Oscar Chamberlain - 4/13/2004
Yes I disagree.
One would have to have an extremely rigid view of the dominance of large-scale forces to conclude otherwise.
Or one would have to assume that the only job of a historian is to consider large-scale forces over the very long term. That's a legitimate position, but it is not mine.
Ralph E. Luker - 4/13/2004
But, Oscar, do you think that Hunt then is incorrect about counterfactual history being inherently a reactionary exercise? Is a Marxist or a Whig counterfactual impossible or is it just a useless waste of time if you're a Marxist or a Whig? I started to make an argument that all Marxist history is counterfactual, but why kick a school when it's down?
Jonathan Rees - 4/13/2004
I think the only counterfactual guideline you need is whether the analogy tells you something about what actually happened. Oscar's counterfactual about indian removal tells you that Jackson was just a vehicle for anti-Native American sentiment rather than its creator. Robert Fogel's counterfactual classic on railroads and canals suggests that railroad technology wasn't as extraordinary as people like to suggest.

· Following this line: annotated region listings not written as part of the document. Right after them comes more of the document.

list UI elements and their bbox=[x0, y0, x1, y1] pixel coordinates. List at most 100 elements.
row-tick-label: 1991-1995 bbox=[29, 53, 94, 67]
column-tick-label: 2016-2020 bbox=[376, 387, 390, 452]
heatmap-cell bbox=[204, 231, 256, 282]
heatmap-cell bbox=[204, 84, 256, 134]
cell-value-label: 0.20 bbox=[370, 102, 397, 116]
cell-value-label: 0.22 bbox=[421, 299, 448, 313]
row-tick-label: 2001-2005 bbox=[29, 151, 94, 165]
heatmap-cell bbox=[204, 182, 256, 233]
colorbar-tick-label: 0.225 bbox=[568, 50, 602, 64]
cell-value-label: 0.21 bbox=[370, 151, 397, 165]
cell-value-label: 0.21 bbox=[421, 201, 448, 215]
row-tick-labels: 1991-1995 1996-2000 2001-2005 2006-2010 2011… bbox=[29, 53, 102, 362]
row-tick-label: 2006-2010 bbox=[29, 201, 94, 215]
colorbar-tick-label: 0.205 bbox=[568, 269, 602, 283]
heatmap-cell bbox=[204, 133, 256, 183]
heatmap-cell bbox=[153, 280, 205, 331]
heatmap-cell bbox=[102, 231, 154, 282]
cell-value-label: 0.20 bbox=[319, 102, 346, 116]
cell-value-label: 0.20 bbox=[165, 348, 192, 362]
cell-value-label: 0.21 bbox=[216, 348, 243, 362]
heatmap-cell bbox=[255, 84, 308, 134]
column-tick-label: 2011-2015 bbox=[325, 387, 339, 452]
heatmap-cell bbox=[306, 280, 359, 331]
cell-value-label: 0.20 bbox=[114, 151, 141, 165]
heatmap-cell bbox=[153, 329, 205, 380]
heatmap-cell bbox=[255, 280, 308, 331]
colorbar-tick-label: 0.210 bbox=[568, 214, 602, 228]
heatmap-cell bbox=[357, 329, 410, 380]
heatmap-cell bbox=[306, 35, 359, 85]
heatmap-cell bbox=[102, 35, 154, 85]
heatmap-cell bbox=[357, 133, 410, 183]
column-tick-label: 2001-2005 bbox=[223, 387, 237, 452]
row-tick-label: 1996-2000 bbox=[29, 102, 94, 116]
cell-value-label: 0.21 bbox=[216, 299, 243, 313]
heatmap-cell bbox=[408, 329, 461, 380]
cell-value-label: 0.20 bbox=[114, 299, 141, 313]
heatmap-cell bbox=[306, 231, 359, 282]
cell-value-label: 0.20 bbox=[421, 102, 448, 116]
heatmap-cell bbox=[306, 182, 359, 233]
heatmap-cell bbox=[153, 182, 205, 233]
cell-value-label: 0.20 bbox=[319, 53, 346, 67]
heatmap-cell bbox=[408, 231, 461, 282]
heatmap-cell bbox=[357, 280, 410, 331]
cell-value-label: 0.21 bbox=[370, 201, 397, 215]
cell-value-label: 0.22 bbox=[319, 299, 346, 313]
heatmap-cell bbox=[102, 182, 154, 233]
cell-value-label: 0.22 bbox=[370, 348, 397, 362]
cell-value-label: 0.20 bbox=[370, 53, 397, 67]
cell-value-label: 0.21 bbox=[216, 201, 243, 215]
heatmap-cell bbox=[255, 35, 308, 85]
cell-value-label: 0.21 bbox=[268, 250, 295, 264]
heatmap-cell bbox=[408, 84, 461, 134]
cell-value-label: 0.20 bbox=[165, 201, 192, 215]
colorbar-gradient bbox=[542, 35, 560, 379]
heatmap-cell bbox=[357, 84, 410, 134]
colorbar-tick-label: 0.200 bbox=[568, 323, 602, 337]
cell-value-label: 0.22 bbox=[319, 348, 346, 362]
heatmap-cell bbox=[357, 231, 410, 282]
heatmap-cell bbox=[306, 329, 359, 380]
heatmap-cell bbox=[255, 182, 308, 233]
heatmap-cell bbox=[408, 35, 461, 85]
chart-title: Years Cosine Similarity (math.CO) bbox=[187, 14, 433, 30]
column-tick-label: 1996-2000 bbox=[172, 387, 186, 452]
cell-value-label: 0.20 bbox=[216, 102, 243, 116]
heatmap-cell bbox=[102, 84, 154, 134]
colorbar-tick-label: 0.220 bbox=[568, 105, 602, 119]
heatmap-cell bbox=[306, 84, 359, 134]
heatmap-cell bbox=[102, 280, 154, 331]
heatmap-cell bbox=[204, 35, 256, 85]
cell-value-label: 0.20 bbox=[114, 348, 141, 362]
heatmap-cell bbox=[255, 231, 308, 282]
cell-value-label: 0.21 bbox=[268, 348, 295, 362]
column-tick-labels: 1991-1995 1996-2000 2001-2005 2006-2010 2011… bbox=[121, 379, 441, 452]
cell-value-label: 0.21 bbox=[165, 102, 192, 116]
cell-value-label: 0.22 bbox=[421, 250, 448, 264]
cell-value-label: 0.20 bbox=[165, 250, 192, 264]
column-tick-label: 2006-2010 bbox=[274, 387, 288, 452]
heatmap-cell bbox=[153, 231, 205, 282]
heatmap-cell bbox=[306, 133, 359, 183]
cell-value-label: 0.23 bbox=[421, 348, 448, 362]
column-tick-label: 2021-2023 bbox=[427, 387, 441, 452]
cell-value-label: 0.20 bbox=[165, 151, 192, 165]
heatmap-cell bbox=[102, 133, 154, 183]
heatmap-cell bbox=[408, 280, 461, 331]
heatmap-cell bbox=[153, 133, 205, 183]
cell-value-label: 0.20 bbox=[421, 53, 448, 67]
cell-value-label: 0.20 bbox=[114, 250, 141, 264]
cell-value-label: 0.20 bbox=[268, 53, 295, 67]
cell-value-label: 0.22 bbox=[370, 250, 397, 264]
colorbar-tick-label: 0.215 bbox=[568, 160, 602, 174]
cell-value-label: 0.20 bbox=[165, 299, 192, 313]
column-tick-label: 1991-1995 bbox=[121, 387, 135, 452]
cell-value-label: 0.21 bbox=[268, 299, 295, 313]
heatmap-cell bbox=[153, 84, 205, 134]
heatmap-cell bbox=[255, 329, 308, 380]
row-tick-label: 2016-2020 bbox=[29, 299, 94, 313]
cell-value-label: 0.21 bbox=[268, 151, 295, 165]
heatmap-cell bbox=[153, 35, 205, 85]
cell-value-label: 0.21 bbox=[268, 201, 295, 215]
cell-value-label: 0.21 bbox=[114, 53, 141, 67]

Even Easterbrook's silly counterfactual tries to suggest that Congress would be out to get Bush no matter what happened. Unfortunately, he ignores the fact that the House was controlled by Republicans who would have committed mass suicide before they impeached the President as long as he had the flimsiest of pretexts. After all, there were no WMD in Iraq and they haven't impeached him yet, right?
PS Does anybody remember "What if Eleanor Roosevelt could fly?" or "What if Spartacus had a Piper Cub?"? Did Saturday Night Live do any other skits on this theme?

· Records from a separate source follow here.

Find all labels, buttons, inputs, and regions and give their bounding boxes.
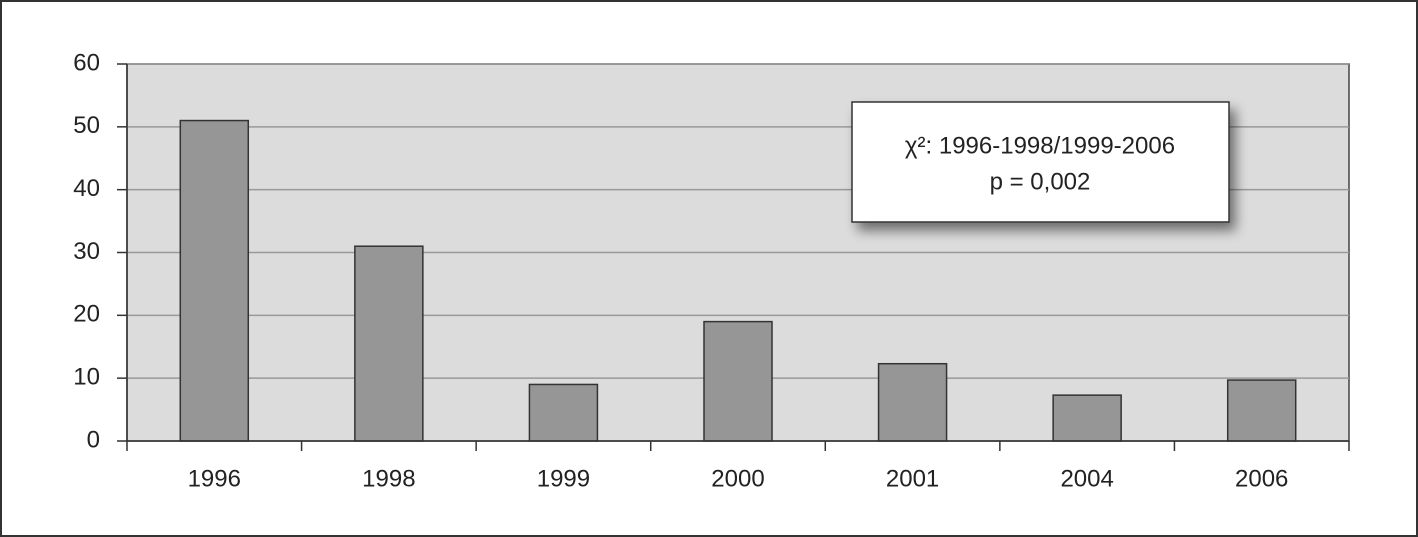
- bar: [877, 362, 948, 442]
- y-tick-label: 30: [73, 238, 100, 265]
- bar: [1226, 379, 1297, 442]
- bar: [354, 245, 424, 442]
- bar: [1052, 394, 1122, 442]
- y-tick-label: 50: [73, 112, 100, 139]
- bar: [528, 383, 599, 442]
- x-tick-label: 2004: [1060, 465, 1113, 492]
- x-tick-label: 2001: [886, 465, 939, 492]
- x-tick-label: 1999: [537, 465, 590, 492]
- annotation: χ²: 1996-1998/1999-2006: [905, 132, 1175, 159]
- x-tick-label: 2006: [1235, 465, 1288, 492]
- bar: [179, 119, 250, 442]
- x-tick-label: 2000: [711, 465, 764, 492]
- y-tick-label: 10: [73, 364, 100, 391]
- annotation: p = 0,002: [990, 168, 1091, 195]
- x-tick-label: 1998: [362, 465, 415, 492]
- y-tick-label: 60: [73, 49, 100, 76]
- y-tick-label: 40: [73, 175, 100, 202]
- x-tick-label: 1996: [188, 465, 241, 492]
- y-tick-label: 20: [73, 301, 100, 328]
- y-tick-label: 0: [87, 426, 100, 453]
- annotation-box: [851, 101, 1230, 223]
- bar: [703, 320, 773, 442]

Oscar Chamberlain - 4/13/2004
There is one conunterfactual assignment I have used regularly in an advanced undergrad course. (If I have mentioned it on a blog before my apologies).
In my Jacksonian class, Indian Removal is a major topic. All too often students view removal as a sad (tragic, evil) inevitabiliity. One unfortunate consequence is that this belief inhibits their ability to think about the possibilities in that time with care.

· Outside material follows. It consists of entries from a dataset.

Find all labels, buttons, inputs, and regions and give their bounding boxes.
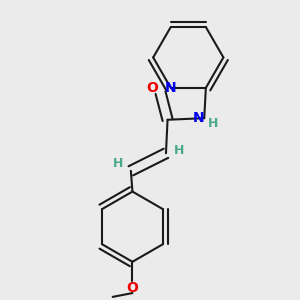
Text: O: O <box>147 81 158 95</box>
Text: N: N <box>165 81 177 95</box>
Text: H: H <box>208 117 218 130</box>
Text: H: H <box>173 144 184 157</box>
Text: H: H <box>113 157 123 170</box>
Text: O: O <box>127 281 138 295</box>
Text: N: N <box>193 111 204 125</box>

With that in mind, I ask my students to consider whether Indian removal would have still occurred if Andrew Jackson, through some sort of astonishing conversion, changed his mind and opposed removal.
Most of them conclude, "yes." the timing would have changed, but not the basic outcome.
A few differ. Some see a possibility for a slightly better oucome. A few of them argue that things could have been worse for the Indians.
Of course their conclusion is far less important than the quality of their path to it.
This assignment has no conscious political purpose. Perhaps some students come away feeling that there is nothing you can do against forces like that. Others may conclude that individual actions are crucially important.
Either way, I fail to see how a generalization about the political nature of the exercise can hold water.
Jonathan Dresner - 4/13/2004
We need rules for counterfactuals, much like Tim Burke's rules for historical analogies. Most of them would probably have to do with the plausibility of the initial change or changes:
A. Just because X didn't do it doesn't mean that Y wouldn't have
B. To posit radical changes in social consciousness requires preparation from earlier times; etc.
There have to be rules about the plausibility of projection as well
A. any projection more than one dynastic cycle [in the US, one election] past the point of initial change must be either highly tentative or very carefully supported by comprehensive examination of other influences besides the changed factor.
I'm just thinking out loud here: other suggestions?